A system of ‘floating support’ has also been developed which assists people who have been affected by homelessness in emergency, temporary or permanent accommodation. This has supported up to 4000 people at times.
A large scale hostel for women, which accommodated 70 women, was closed in 2012 and was replaced by two smaller units.
The Glasgow and West of Scotland Forum of Housing Associations (GWSF) said its members have worked hard with the council to improve its system of referrals to housing associations.
GWSF chair Peter Howden, said: “For many years housing associations in the city have been trying to work with the council to sort out the system used to refer homeless applicants to local associations. The current industrial action will obviously be making what was already a difficult situation worse.

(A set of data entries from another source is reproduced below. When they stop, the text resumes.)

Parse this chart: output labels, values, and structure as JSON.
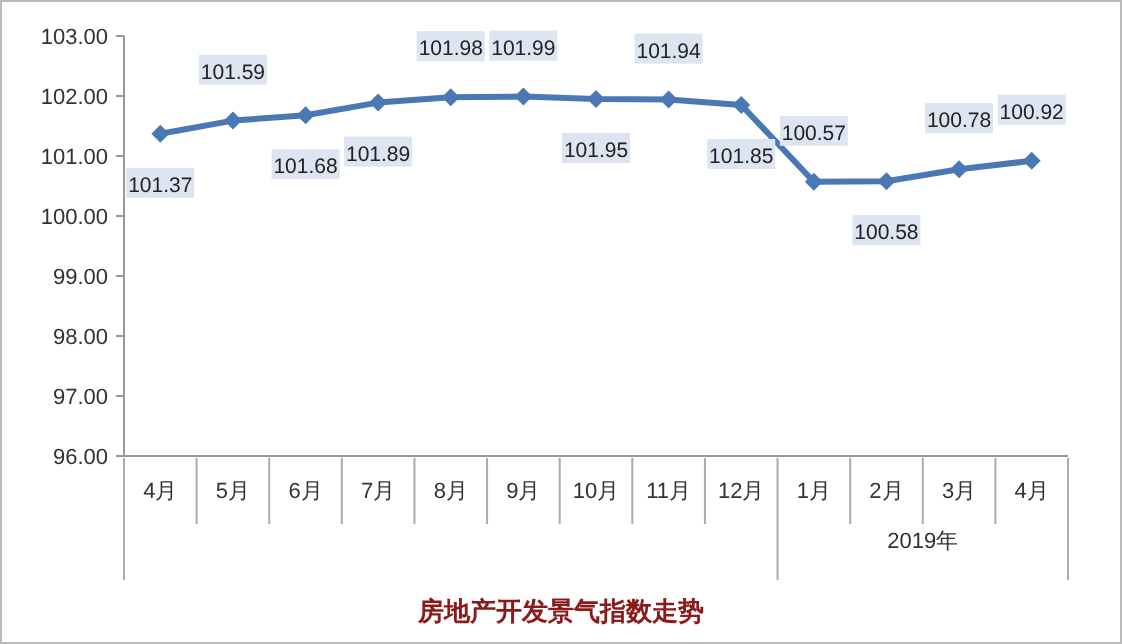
{
  "chart_data": {
    "type": "line",
    "title": "房地产开发景气指数走势",
    "categories": [
      "4月",
      "5月",
      "6月",
      "7月",
      "8月",
      "9月",
      "10月",
      "11月",
      "12月",
      "1月",
      "2月",
      "3月",
      "4月"
    ],
    "series": [
      {
        "color": "#4a78b5",
        "values": [
          101.37,
          101.59,
          101.68,
          101.89,
          101.98,
          101.99,
          101.95,
          101.94,
          101.85,
          100.57,
          100.58,
          100.78,
          100.92
        ]
      }
    ],
    "ylim": [
      96,
      103
    ],
    "yticks": [
      {
        "value": 96,
        "label": "96.00"
      },
      {
        "value": 97,
        "label": "97.00"
      },
      {
        "value": 98,
        "label": "98.00"
      },
      {
        "value": 99,
        "label": "99.00"
      },
      {
        "value": 100,
        "label": "100.00"
      },
      {
        "value": 101,
        "label": "101.00"
      },
      {
        "value": 102,
        "label": "102.00"
      },
      {
        "value": 103,
        "label": "103.00"
      }
    ],
    "annotations": [
      "2019年"
    ],
    "data_labels": true,
    "marker": "diamond",
    "line_style": "solid",
    "grid": false
  }
}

“Community based housing associations are already making a good contribution to tackling homelessness and are keen to do more. There is an agreed system for making referrals to housing associations but this isn’t being put into practice by the council. It doesn’t help, for example, if someone is referred to an area where they have no connection and don’t want to live.
“We’ve been in ongoing discussions with the council to find ways of making things work much more efficiently for homeless people, and are very much hoping there will be improvements in the future.”
Responding to the initial Evening Times investigation, Jon Sparkes, chief executive of homeless charity Crisis, said: “Sleeping rough is a devastating experience. The average age of death for homeless people is just 47. It is scandalous that people in 21st century Scotland are still being turned away to sleep on the streets – especially as most will have a legal right to be found settled housing.
“Like all local authorities, Glasgow City Council is wrestling with budget cuts and a woeful lack of suitable homes to help get these people off the streets and back on their feet. But leaving them to sleep rough is unacceptable. We need more services in place to prevent people becoming homeless in the first place, and more accommodation to take people in when they do need help.”